Separate the light emitted from the lamp into as many different distinct wavelengths as possible. Done through either prisms or gratings

Question 8

What do the slits do?

Answer 8

Once the light emitted from the lamp has been subdivided, there has to be some way to select for the particular wavelength(s) needed for the particular application. One approach to achieving this is through the use of slits within a very narrow wavelength range.

Question 9

What does the detector do?

Answer 9

The function of detector is to gather and quantify raw intensity and sometimes the wavelength of the light reaching it.

Question 10

Why do we use blanks?

Answer 10

Blanks are reference solutions that have all the same components as the sample solution other than the particular analyte that you want to measure. This allows us to measure how much light was originally shining.

Question 11

What is incident light (I0)?

Answer 11

The intensity of the light reaching the detector for the BLANK is known as the incident light and is denoted as I0. and the intensity of the light when analyte is present is denotes as I.

Question 12

The formulation known as the Beer-Lambert Law recognizes that the variables affecting the absorbance of a sample are determined by three general considerations:

Answer 12

1. the wavelength used, and the probability that photons of that wavelength will be absorbed by the molecules in the sample.
2. the thickness of the absorbing material
3. the concentration of the absorbing material

Question 13

What is a calibration curve?

Answer 13

A calibration curve is a graph that depicts the response of an instrument to some analyte of interest under a specific set of conditions, so that you can determine the amount of the same analyte when its amount is unknown.

Question 14

What is an absorption spectrum?

Answer 14

If the absorption of light for a molecule is measured across a broad range of wavelengths, the absorbance values that are obtained can be assembled t/o into a graph known as an absorption spectrum.

Question 15

What are some factors affecting absorption?

Answer 15

1. solvents - they influence the creative stability of different electronic states in a molecule.
2. protonation - can have significant effects upon its absorption in certain regions of the spectrum.
3. redox state - many important biological processes involve the transfer of electrons from one chemical species to another.
4. interaction effects - the light absorbing properties of molecules can be changed when these molecules interact with other molecules.

Question 16

What are chromophores?

Answer 16

chromophores are structures within a molecule that absorb light.

Question 17

What makes fluorescence different then absorption?

Answer 17

What makes fluorescence different from absorption is what happens once the molecule is an excited state.
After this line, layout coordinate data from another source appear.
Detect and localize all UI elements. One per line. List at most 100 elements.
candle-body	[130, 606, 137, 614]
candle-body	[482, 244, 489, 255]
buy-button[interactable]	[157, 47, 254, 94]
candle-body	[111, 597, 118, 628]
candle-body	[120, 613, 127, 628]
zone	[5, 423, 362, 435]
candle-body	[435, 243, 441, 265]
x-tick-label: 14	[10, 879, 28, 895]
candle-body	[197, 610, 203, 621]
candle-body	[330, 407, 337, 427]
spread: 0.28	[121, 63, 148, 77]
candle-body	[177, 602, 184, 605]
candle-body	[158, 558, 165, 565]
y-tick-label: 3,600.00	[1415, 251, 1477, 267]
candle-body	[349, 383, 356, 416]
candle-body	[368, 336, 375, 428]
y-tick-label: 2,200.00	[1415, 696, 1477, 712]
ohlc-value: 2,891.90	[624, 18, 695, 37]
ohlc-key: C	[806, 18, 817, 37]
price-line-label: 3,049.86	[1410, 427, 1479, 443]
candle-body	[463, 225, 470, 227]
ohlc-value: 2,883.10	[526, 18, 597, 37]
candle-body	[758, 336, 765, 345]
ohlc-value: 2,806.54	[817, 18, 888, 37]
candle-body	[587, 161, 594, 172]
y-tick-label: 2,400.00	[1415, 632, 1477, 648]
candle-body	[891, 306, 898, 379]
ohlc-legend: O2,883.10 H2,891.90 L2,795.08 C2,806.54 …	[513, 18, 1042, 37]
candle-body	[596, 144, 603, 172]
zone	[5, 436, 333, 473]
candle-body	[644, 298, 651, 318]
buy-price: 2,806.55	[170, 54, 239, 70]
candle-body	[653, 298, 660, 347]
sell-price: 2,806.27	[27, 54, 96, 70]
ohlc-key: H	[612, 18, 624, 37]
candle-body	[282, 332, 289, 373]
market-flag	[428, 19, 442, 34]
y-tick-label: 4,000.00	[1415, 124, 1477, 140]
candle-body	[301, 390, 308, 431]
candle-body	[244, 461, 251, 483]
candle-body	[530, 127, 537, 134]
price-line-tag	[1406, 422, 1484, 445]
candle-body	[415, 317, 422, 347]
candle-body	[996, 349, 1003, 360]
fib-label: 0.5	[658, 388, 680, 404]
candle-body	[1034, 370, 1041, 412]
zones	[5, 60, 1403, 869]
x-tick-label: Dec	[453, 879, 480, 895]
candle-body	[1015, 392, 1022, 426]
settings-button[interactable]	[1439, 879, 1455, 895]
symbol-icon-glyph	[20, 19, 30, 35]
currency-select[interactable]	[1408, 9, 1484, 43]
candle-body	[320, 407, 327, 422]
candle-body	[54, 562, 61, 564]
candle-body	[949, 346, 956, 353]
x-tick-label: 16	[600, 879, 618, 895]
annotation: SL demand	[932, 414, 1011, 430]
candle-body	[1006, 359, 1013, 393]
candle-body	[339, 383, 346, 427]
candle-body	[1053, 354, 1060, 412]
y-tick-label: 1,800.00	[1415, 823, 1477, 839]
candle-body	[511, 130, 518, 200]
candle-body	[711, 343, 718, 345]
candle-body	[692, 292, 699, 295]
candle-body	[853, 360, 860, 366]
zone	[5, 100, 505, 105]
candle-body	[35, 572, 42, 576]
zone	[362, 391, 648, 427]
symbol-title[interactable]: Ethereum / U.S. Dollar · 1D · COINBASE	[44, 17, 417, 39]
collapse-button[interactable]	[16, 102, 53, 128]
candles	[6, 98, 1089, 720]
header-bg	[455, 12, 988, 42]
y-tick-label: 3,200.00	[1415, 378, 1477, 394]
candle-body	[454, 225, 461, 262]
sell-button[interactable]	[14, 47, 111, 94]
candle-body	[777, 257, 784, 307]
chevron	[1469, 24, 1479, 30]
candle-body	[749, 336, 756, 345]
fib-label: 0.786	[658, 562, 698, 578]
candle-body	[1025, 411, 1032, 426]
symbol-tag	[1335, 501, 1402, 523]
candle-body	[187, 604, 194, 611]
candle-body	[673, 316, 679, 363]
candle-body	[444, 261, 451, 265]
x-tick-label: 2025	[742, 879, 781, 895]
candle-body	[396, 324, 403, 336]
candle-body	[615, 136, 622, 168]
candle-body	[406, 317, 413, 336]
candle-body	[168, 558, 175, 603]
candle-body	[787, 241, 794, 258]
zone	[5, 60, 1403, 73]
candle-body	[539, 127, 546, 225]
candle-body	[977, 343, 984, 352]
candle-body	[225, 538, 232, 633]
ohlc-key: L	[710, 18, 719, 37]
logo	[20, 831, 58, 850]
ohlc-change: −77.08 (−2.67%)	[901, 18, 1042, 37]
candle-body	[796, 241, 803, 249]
When molecule fluoresces, some of the energy of the excited electron is dissipated by releasing a different photon of lesser energy than the photon originally absorbed. Absorption releases the energy of the excited electron as heat into the environment.

Question 18

What are some limitations of fluorescence?

Answer 18

1. scarcity of fluorescent molecules - relatively few molecules are fluorescentwhichmeans that one has to restrict one’e analysis to molecules that generate a useful fluorescent signal.
2. artefacts- to get around limitation 1: fluorescent problems can be attache to the molecule one is study but it raises the question of whether the attached fluorescent probe is affecting the properties of the molecule.
3. photobleaching - when fluorescent molecule is continuously exposed to the excitation light, a predictable percentage of of the fluorescent molecules will be destroyed.
4. toxic effects
5. cost

Question 19

What is one of the principle reasons that fluorescence is more sensitive than absorbance?

Answer 19

One principle reason for the differences in sensitivity is attributable to the fact that absorbance is based upon a difference between two signals, whereas fluorescence is based upon the absolute value of a signal compared to a theoretically zero background.